GMC fee increase announced
27 Nov 2015
The annual fee paid by doctors to retain their registration with the GMC will increase by £30 – from £390 to £420 – from April 2015. This restores the fee to the level it was at in 2010.
The annual fee paid by doctors to retain their registration with the GMC will increase by £30 – from £390 to £420 – from April 2015. This restores the fee to the level it was at in 2010.
For the past five years the GMC has either frozen or cut the fee while delivering major reforms such as revalidation and the Medical Practitioners Tribunal Service, taking on new responsibilities such as the oversight of postgraduate education, and dealing with a 64% rise in complaints about doctors between 2010 and 2013.
The GMC say they recognise that these are challenging times for all doctors – especially those who are at the start of their careers. As a result, they have agreed to freeze the fee for provisional registration, maintaining it at £90, and to keep the low income threshold set at £32,000. Doctors with incomes below this threshold will be eligible for a £50% reduction in their annual fee.
Why are the GMC raising the fee
Comment from the GMC:
"Raising the fee will make sure we continue to meet our wide-ranging responsibilities and manage the increased demand on all our services.
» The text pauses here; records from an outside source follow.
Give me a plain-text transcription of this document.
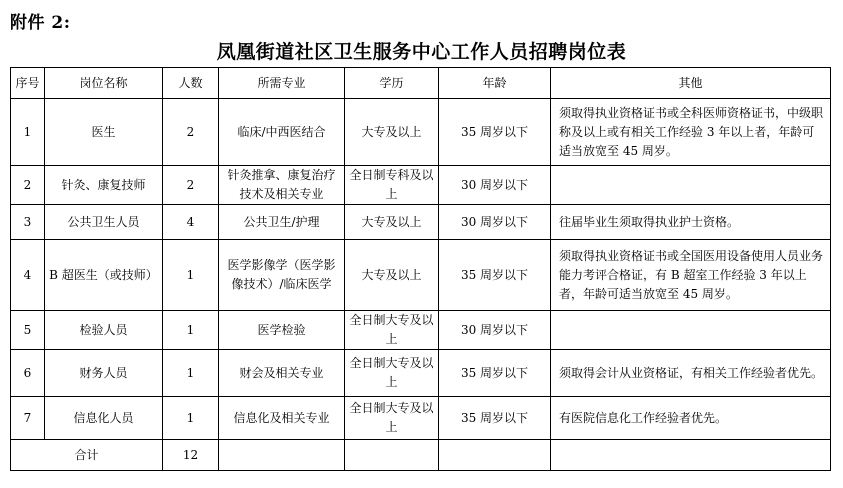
附件 2:
凤凰街道社区卫生服务中心工作人员招聘岗位表
序号	岗位名称	人数	所需专业	学历	年龄	其他
1	医生	2	临床/中西医结合	大专及以上	35 周岁以下	须取得执业资格证书或全科医师资格证书，中级职称及以上或有相关工作经验 3 年以上者，年龄可适当放宽至 45 周岁。
2	针灸、康复技师	2	针灸推拿、康复治疗技术及相关专业	全日制专科及以上	30 周岁以下	
3	公共卫生人员	4	公共卫生/护理	大专及以上	30 周岁以下	往届毕业生须取得执业护士资格。
4	B 超医生（或技师）	1	医学影像学（医学影像技术）/临床医学	大专及以上	35 周岁以下	须取得执业资格证书或全国医用设备使用人员业务能力考评合格证，有 B 超室工作经验 3 年以上者，年龄可适当放宽至 45 周岁。
5	检验人员	1	医学检验	全日制大专及以上	30 周岁以下	
6	财务人员	1	财会及相关专业	全日制大专及以上	35 周岁以下	须取得会计从业资格证，有相关工作经验者优先。
7	信息化人员	1	信息化及相关专业	全日制大专及以上	35 周岁以下	有医院信息化工作经验者优先。
合计		12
"In 2015 we expect to process more than 20,000 registration applications and 75,000 revalidation recommendations, and cope with a significant increase in more serious complaints about doctors. For the first time the GMC fee includes a government levy to fund the Professional Standards Authority. This will cost £600k in 2015, rising to £800k a year from 2016.
"Raising the fee will also help us to deliver our ambitious reform agenda – an agenda set out in our corporate strategy which we published earlier this year. This includes making our medical register much more useful, sharing more of our data about the profession and the organisations in which doctors practise and train, developing our plans for a national licensing exam, and raising standards of medical practice by working more closely with doctors to help them with the challenging issues they face as professionals. In 2015 we will expand our professionalism work as well as roll out our programme for doctors new to UK practice to ease them through this critical point in their career.
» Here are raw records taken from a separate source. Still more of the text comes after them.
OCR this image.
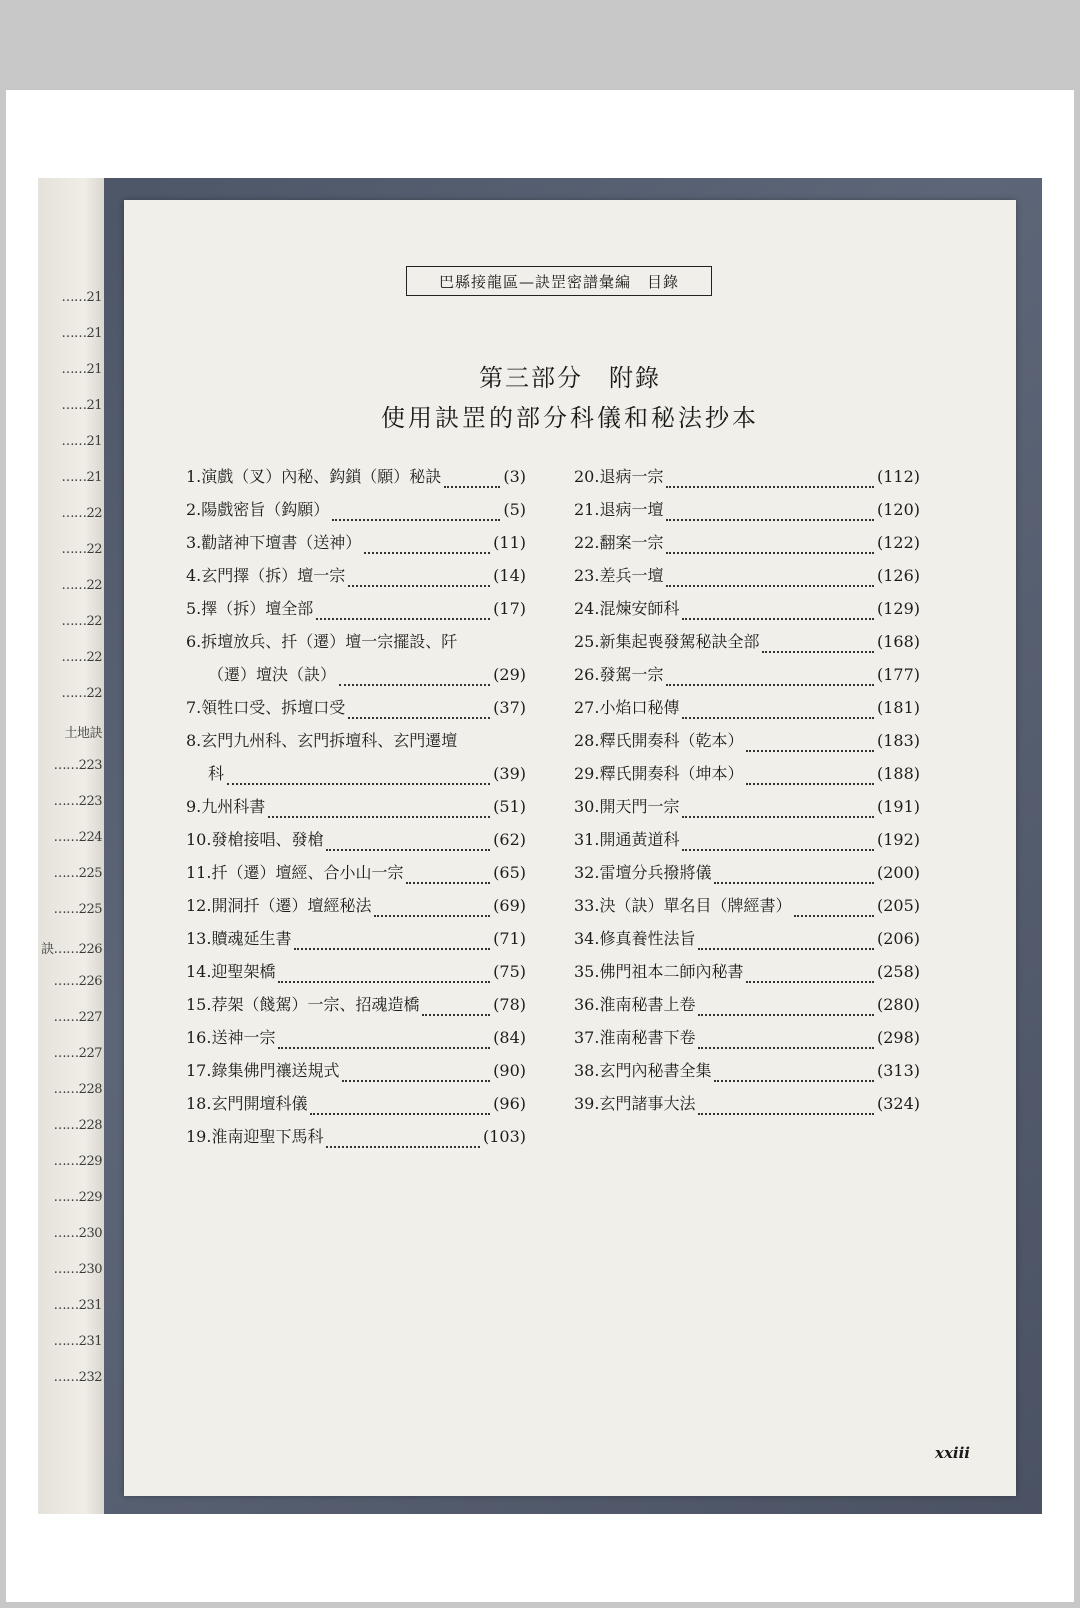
……21
……21
……21
……21
……21
……21
……22
……22
……22
……22
……22
……22
土地訣
……223
……223
……224
……225
……225
訣……226
……226
……227
……227
……228
……228
……229
……229
……230
……230
……231
……231
……232
巴縣接龍區—訣罡密譜彙編　目錄
第三部分　附錄
使用訣罡的部分科儀和秘法抄本
1. 演戲（叉）內秘、鈎鎖（願）秘訣	(3)
2. 陽戲密旨（鈎願）	(5)
3. 勸諸神下壇書（送神）	(11)
4. 玄門擇（拆）壇一宗	(14)
5. 擇（拆）壇全部	(17)
6. 拆壇放兵、扦（遷）壇一宗擺設、阡
（遷）壇決（訣）	(29)
7. 領牲口受、拆壇口受	(37)
8. 玄門九州科、玄門拆壇科、玄門遷壇
科	(39)
9. 九州科書	(51)
10. 發槍接唱、發槍	(62)
11. 扦（遷）壇經、合小山一宗	(65)
12. 開洞扦（遷）壇經秘法	(69)
13. 贖魂延生書	(71)
14. 迎聖架橋	(75)
15. 荐架（餞駕）一宗、招魂造橋	(78)
16. 送神一宗	(84)
17. 錄集佛門禳送規式	(90)
18. 玄門開壇科儀	(96)
19. 淮南迎聖下馬科	(103)
20. 退病一宗	(112)
21. 退病一壇	(120)
22. 翻案一宗	(122)
23. 差兵一壇	(126)
24. 混煉安師科	(129)
25. 新集起喪發駕秘訣全部	(168)
26. 發駕一宗	(177)
27. 小焰口秘傳	(181)
28. 釋氏開奏科（乾本）	(183)
29. 釋氏開奏科（坤本）	(188)
30. 開天門一宗	(191)
31. 開通黃道科	(192)
32. 雷壇分兵撥將儀	(200)
33. 決（訣）單名目（牌經書）	(205)
34. 修真養性法旨	(206)
35. 佛門祖本二師內秘書	(258)
36. 淮南秘書上卷	(280)
37. 淮南秘書下卷	(298)
38. 玄門內秘書全集	(313)
39. 玄門諸事大法	(324)
xxiii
"We are committed to being a cost effective regulator that delivers value for money. One reason why we have cut or frozen the fee over the last five years is because of the money we have saved by working differently. Between 2010 and 2013, we generated savings of nearly £48 million. This year we are on track to save nearly £9m – through a combination of in-year work plus ongoing gains from projects started in previous years. We will continue to bear down on our costs and deliver further savings to keep the annual retention fee as low as possible.